IE 11 is not supported. For an optimal experience visit our site on another browser.

Organized labor fails to heal rift

Efforts to heal rifts in organized labor are faltering as the AFL-CIO and the breakaway unions in the Change to Win coalition quarrel.
/ Source: The Associated Press

Efforts to heal the sharp divisions in organized labor are faltering as the AFL-CIO and the breakaway unions in the Change to Win coalition quarrel over the best way for the divided unions to cooperate from afar.

Six unions in the Change to Win coalition — the carpenters, service workers, the Teamsters, United Food and Commercial Workers, UNITE Here and the United Farm Workers — have broken away from the AFL-CIO in disputes over money, strategy and leadership. A seventh in the Change to Win group, the laborers’ union, has not broken away from the AFL-CIO.

Since the largest Change to Win unions left the AFL-CIO last summer, both sides have been looking for ways to keep some semblance of cooperation on issues ranging from protecting worker rights to improved health care to political action.

The AFL-CIO has been promoting solidarity charters, which allow locals of the disaffiliated unions to join forces with AFL-CIO locals on issues of common concern. The AFL-CIO claims more than half of the locals in the breakaway unions had signed solidarity charters — a critical development in the AFL-CIO’s midterm election political plans.

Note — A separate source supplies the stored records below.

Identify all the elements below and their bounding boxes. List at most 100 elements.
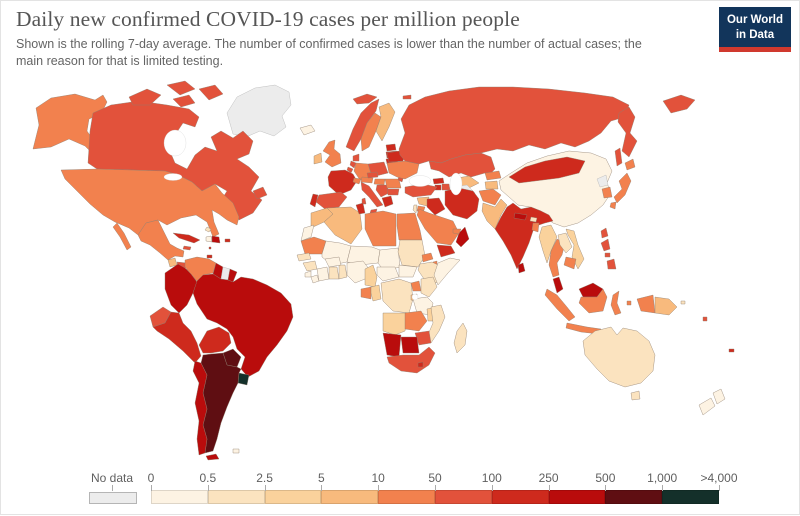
region-democratic-republic-of-congo[interactable]: Democratic Republic of Congo bbox=[380, 278, 414, 314]
region-czechia[interactable]: Czechia bbox=[366, 171, 379, 179]
region-denmark[interactable]: Denmark bbox=[352, 153, 360, 162]
region-bahamas[interactable]: Bahamas bbox=[204, 226, 212, 233]
owid-logo[interactable]: Our World in Data bbox=[718, 7, 791, 52]
region-estonia[interactable]: Estonia bbox=[385, 143, 397, 152]
region-canada-arctic-1[interactable]: Canada Arctic 1 bbox=[128, 88, 162, 106]
region-sumatra[interactable]: Sumatra bbox=[544, 288, 576, 322]
region-burkina-faso[interactable]: Burkina Faso bbox=[324, 256, 342, 268]
region-japan-hokkaido[interactable]: Japan Hokkaido bbox=[624, 158, 636, 171]
region-finland[interactable]: Finland bbox=[375, 102, 396, 142]
region-bulgaria[interactable]: Bulgaria bbox=[386, 188, 400, 196]
region-togo-and-benin[interactable]: Togo and Benin bbox=[338, 264, 348, 280]
region-ireland[interactable]: Ireland bbox=[313, 152, 323, 165]
region-trinidad-and-tobago[interactable]: Trinidad and Tobago bbox=[206, 254, 213, 259]
legend-bin-250-swatch[interactable] bbox=[548, 490, 606, 504]
region-georgia[interactable]: Georgia bbox=[432, 177, 445, 185]
legend-bin-50-swatch[interactable] bbox=[435, 490, 492, 504]
region-netherlands[interactable]: Netherlands bbox=[349, 160, 357, 169]
region-new-zealand-south-island[interactable]: New Zealand South Island bbox=[698, 397, 716, 416]
region-papua-new-guinea[interactable]: Papua New Guinea bbox=[654, 296, 678, 316]
region-kalimantan[interactable]: Kalimantan bbox=[578, 288, 608, 314]
region-mozambique[interactable]: Mozambique bbox=[426, 304, 446, 344]
region-uruguay[interactable]: Uruguay bbox=[237, 372, 250, 386]
region-united-arab-emirates[interactable]: United Arab Emirates bbox=[452, 228, 462, 235]
legend-bin-500-swatch[interactable] bbox=[605, 490, 663, 504]
region-svalbard[interactable]: Svalbard bbox=[352, 93, 378, 105]
region-dominican-republic[interactable]: Dominican Republic bbox=[211, 235, 221, 244]
region-liberia[interactable]: Liberia bbox=[310, 274, 320, 284]
region-canada-arctic-2[interactable]: Canada Arctic 2 bbox=[166, 80, 196, 96]
region-gabon[interactable]: Gabon bbox=[360, 286, 372, 300]
region-greenland[interactable]: Greenland bbox=[226, 84, 292, 138]
region-vietnam[interactable]: Vietnam bbox=[565, 228, 585, 270]
region-south-sudan[interactable]: South Sudan bbox=[398, 264, 418, 278]
region-saudi-arabia[interactable]: Saudi Arabia bbox=[416, 208, 460, 246]
region-uganda[interactable]: Uganda bbox=[410, 280, 422, 292]
region-myanmar[interactable]: Myanmar bbox=[538, 224, 558, 264]
region-mexico[interactable]: Mexico bbox=[137, 219, 185, 261]
region-australia[interactable]: Australia bbox=[582, 326, 656, 388]
region-france[interactable]: France bbox=[327, 169, 358, 196]
legend-bin-100-swatch[interactable] bbox=[491, 490, 549, 504]
region-philippines-visayas[interactable]: Philippines Visayas bbox=[604, 252, 611, 258]
region-kamchatka[interactable]: Kamchatka bbox=[617, 106, 638, 158]
region-norway[interactable]: Norway bbox=[345, 98, 380, 152]
region-cote-d-ivoire[interactable]: Cote d'Ivoire bbox=[316, 266, 330, 282]
region-senegal[interactable]: Senegal bbox=[296, 252, 312, 262]
region-madagascar[interactable]: Madagascar bbox=[453, 322, 468, 354]
region-philippines-mindanao[interactable]: Philippines Mindanao bbox=[606, 258, 617, 270]
region-venezuela[interactable]: Venezuela bbox=[184, 256, 217, 282]
region-united-states[interactable]: United States bbox=[60, 168, 240, 238]
region-central-african-republic[interactable]: Central African Republic bbox=[376, 266, 400, 282]
region-falkland-islands[interactable]: Falkland Islands bbox=[232, 448, 240, 454]
region-united-kingdom[interactable]: United Kingdom bbox=[322, 139, 342, 168]
region-malaysia[interactable]: Malaysia bbox=[552, 276, 564, 294]
region-portugal[interactable]: Portugal bbox=[309, 193, 319, 208]
region-laos[interactable]: Laos bbox=[557, 232, 573, 254]
region-sardinia[interactable]: Sardinia bbox=[361, 197, 367, 205]
region-maluku[interactable]: Maluku bbox=[626, 300, 632, 306]
region-japan-kyushu[interactable]: Japan Kyushu bbox=[609, 201, 617, 210]
region-west-papua[interactable]: West Papua bbox=[636, 294, 656, 314]
legend-bin-0-swatch[interactable] bbox=[151, 490, 208, 504]
region-tunisia[interactable]: Tunisia bbox=[355, 202, 366, 215]
region-philippines-luzon[interactable]: Philippines Luzon bbox=[600, 238, 611, 252]
region-namibia[interactable]: Namibia bbox=[382, 332, 402, 358]
region-taiwan[interactable]: Taiwan bbox=[600, 227, 609, 239]
region-cameroon[interactable]: Cameroon bbox=[364, 264, 378, 288]
region-chukotka[interactable]: Chukotka bbox=[662, 94, 696, 114]
region-bhutan[interactable]: Bhutan bbox=[529, 216, 538, 223]
region-india[interactable]: India bbox=[494, 202, 554, 270]
region-canada[interactable]: Canada bbox=[87, 100, 263, 221]
region-baja-california[interactable]: Baja California bbox=[112, 222, 132, 251]
region-israel[interactable]: Israel bbox=[412, 204, 418, 214]
region-argentina[interactable]: Argentina bbox=[200, 352, 242, 454]
region-franz-josef-land[interactable]: Franz Josef Land bbox=[402, 94, 412, 100]
region-iceland[interactable]: Iceland bbox=[299, 124, 316, 136]
region-iran[interactable]: Iran bbox=[444, 187, 480, 220]
region-kenya[interactable]: Kenya bbox=[420, 276, 438, 298]
region-western-sahara[interactable]: Western Sahara bbox=[300, 224, 315, 242]
region-fiji[interactable]: Fiji bbox=[728, 348, 735, 353]
region-peru[interactable]: Peru bbox=[152, 311, 202, 364]
region-new-zealand-north-island[interactable]: New Zealand North Island bbox=[712, 388, 726, 405]
region-hungary[interactable]: Hungary bbox=[373, 178, 386, 186]
region-azerbaijan[interactable]: Azerbaijan bbox=[441, 183, 451, 191]
region-solomon-islands[interactable]: Solomon Islands bbox=[680, 300, 686, 305]
region-mongolia[interactable]: Mongolia bbox=[508, 156, 586, 184]
region-pakistan[interactable]: Pakistan bbox=[481, 198, 508, 230]
legend-bin-5-swatch[interactable] bbox=[321, 490, 379, 504]
region-ghana[interactable]: Ghana bbox=[328, 266, 340, 280]
region-lesotho[interactable]: Lesotho bbox=[417, 361, 424, 368]
region-tasmania[interactable]: Tasmania bbox=[630, 390, 641, 401]
region-somalia[interactable]: Somalia bbox=[433, 257, 461, 286]
region-angola[interactable]: Angola bbox=[382, 312, 408, 336]
region-nepal[interactable]: Nepal bbox=[513, 212, 528, 221]
region-sudan[interactable]: Sudan bbox=[397, 239, 426, 268]
region-romania[interactable]: Romania bbox=[384, 178, 402, 189]
region-south-korea[interactable]: South Korea bbox=[601, 186, 613, 199]
region-russia[interactable]: Russia bbox=[398, 86, 630, 165]
legend-bin-25-swatch[interactable] bbox=[264, 490, 322, 504]
region-sulawesi[interactable]: Sulawesi bbox=[610, 290, 622, 316]
region-italy[interactable]: Italy bbox=[360, 181, 384, 208]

The Change to Win federation has proposed an umbrella group, Alliance for Worker Justice, which would allow unions from both the AFL-CIO and Change to Win to join with other unions to work on issues ranging from working conditions to health and safety to political action.

“Members of both federations would benefit from our working together where we have issues of common interest,” Change to Win Chair Anna Burger wrote in a letter to AFL-CIO President John Sweeney in early April.

Both sides in the labor feud are now rejecting the unity plans of the other — renewing the sense of disarray in organized labor as the midterm elections near.

“The last thing we can imagine doing less than a year after (four unions left the AFL-CIO to form Change to Win) is investing time and resources into co-founding yet a third labor federation, with all the bureaucracy, expense and additional staffing that would entail,” Sweeney wrote in response to Burger.

Change to Win officials say the umbrella group would require few staffers and little expense.

Sweeney suggested the solidarity charter program is allowing locals of Change to Win unions to work closely with AFL-CIO unions on local issues of mutual interest.

The breakaway unions are now balking at the AFL-CIO’s solidarity charter program after United Farm Worker locals were not allowed to enter it early this year. The United Farm Workers broke away from the AFL-CIO in January.

Sweeney said he might be open to allowing the United Farm Workers to participate in solidarity charters, “but not under threats and ultimatums to the AFL-CIO.”

“The AFL-CIO reneged on its agreement that all Change To Win unions could apply when they rejected the United Farm Workers,” Greg Tarpinian, executive director of Change to Win, said Monday. AFL-CIO officials counter the federation has not changed its policies.

Lane Windham, a spokeswoman for the AFL-CIO, dismissed the Change to Win proposal for a new umbrella group by saying the breakaway unions “could stay involved by staying in the AFL-CIO.”